Hike a gentle path through secluded woods or a rocky outcrop on the North Atlantic. Hiking, swimming, boating or a lazy day at a secluded beach, it can all be on your doorstep when you are in the District of Guysborough.
The shallow waters and white sand of Black Duck Cove combine for some of the best swimming you’ll find in the province. Tor Bay Beach is one of Nova Scotia’s finest, and least crowded. There are hidden coves and pristine lakes around almost every corner. A boating and fishing paradise.
The Guysborough Trail — the first section of the Trans-Canada Trail to open in Nova Scotia — offers a spectacular view from the McAlister Bridge. The Chapel Gully Trail system near Canso winds its way through a varied forest and along a saltwater estuary. Near the picturesque community of Little Dover, the Black Duck Cove Park features a 3.5km/2.17mi hike along a sandy beach boardwalk, coastal spruce forests, salt marshes and the granite shoreline.
Fishing enthusiasts and hunters know that the District is the one place in the province where their sport isn’t about luck. The streams and lakes here still teem with trout and bass and the forests with big game and small.
One of Canada’s most renowned touring theatre companies, Mulgrave Road Theatre, has its home in Guysborough and for more than 30 years, has created and presented plays focused on the culture and the experiences of Nova Scotia. The Chedabucto Performance Theatre is a 300-seat theatre in Guysborough.
And history . . .
Think the arrival of Columbus marked the start of European efforts to explore and settle North America? Not so fast. Prince Henry Sinclair of Orkney landed on the shores of Nova Scotia, near what is now Guysborough Harbour, in 1398 almost 100 years before Columbus. Overlooking breathtaking vistas, a monument at the Boylston Provincial Park commemorates his historic voyage.
You can discover the fascinating story of the earliest European fishing ports in the “New World” at Canso Islands and Grassy Island Fort National Historic Sites. By the early 1600s, attempts were underway to establish permanent settlements driven by the abundance of fish in our waters.

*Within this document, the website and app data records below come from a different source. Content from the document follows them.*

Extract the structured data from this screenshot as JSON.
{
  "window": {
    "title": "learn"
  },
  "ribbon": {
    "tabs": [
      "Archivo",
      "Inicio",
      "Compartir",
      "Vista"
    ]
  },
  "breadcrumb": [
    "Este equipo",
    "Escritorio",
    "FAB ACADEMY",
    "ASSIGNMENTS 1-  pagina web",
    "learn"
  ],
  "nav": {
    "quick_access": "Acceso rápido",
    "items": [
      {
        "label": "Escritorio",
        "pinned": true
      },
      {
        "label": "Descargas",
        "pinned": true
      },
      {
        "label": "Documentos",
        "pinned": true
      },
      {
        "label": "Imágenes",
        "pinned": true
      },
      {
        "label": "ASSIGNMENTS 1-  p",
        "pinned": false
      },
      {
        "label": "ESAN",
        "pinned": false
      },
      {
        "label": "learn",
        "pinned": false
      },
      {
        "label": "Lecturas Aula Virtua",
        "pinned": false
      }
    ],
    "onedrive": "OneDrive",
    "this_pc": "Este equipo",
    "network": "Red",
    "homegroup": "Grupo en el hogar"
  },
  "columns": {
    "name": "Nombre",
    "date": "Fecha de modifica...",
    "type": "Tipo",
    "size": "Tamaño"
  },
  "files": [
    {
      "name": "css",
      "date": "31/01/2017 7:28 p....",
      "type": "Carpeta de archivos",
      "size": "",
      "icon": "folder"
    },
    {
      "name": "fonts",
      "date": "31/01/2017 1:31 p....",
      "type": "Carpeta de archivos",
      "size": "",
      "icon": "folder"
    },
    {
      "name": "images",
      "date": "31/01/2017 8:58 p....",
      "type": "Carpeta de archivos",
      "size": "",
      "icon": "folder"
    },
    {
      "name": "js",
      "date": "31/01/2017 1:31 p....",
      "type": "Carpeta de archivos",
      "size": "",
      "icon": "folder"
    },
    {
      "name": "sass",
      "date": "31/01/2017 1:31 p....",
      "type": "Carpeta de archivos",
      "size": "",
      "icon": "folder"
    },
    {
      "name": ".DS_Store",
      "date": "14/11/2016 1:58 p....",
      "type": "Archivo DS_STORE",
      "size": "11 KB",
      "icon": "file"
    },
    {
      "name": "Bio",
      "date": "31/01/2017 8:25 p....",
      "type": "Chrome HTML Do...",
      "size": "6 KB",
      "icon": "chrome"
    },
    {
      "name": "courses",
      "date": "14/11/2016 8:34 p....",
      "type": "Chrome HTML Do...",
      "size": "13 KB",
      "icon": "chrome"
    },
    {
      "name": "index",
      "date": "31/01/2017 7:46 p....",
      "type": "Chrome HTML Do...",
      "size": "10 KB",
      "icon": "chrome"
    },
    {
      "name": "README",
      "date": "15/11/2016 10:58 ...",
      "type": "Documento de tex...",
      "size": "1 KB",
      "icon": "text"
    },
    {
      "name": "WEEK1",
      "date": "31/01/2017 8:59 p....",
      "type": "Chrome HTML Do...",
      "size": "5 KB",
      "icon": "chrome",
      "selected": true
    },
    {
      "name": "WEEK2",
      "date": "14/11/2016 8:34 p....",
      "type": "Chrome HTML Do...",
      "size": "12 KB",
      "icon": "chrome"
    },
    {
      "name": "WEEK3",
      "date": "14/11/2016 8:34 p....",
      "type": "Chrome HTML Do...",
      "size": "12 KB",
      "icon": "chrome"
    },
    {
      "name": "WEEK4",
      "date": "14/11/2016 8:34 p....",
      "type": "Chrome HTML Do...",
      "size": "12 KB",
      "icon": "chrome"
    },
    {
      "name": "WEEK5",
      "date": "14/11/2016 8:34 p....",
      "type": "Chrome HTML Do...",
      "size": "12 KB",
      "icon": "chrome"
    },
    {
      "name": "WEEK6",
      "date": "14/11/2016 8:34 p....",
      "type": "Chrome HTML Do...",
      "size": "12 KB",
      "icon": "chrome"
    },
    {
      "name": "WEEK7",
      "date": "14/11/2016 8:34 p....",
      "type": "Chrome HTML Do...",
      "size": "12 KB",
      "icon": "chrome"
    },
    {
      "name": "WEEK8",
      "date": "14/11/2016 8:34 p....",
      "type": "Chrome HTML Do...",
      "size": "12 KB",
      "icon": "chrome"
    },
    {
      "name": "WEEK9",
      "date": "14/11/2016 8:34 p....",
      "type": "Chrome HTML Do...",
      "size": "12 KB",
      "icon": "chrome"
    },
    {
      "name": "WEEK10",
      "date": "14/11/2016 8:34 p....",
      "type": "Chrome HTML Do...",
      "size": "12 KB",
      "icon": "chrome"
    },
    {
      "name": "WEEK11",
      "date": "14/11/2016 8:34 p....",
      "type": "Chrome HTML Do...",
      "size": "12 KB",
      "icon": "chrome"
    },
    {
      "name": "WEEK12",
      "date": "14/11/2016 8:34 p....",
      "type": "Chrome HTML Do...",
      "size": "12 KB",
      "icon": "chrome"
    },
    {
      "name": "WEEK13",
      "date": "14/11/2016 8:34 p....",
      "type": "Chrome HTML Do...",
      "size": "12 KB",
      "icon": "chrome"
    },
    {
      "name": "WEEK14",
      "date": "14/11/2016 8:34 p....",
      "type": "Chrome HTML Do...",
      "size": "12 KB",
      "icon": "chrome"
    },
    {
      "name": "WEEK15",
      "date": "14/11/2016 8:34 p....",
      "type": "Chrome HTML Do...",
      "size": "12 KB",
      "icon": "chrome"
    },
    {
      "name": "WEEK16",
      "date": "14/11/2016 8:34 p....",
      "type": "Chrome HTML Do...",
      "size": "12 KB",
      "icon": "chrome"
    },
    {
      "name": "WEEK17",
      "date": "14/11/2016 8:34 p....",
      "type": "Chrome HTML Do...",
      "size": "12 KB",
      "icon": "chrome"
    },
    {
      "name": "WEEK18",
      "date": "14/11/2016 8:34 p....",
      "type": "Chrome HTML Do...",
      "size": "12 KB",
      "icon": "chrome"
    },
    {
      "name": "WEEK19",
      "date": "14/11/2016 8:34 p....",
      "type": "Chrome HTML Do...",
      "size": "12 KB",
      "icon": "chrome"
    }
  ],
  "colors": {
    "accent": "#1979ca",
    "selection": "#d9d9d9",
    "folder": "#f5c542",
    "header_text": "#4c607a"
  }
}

Visit the sites and heritage of some of the earliest North American settlements by free people of African descent, who settled in and around present-day Lincolnville as early as 1784. Around Larry’s River and Tor Bay the District’s Acadian heritage lives on in communities established in the 1770s. Traditionally farmers, the Acadians found this new land so rocky that they began harvesting the seas for lobster, cod and mackerel.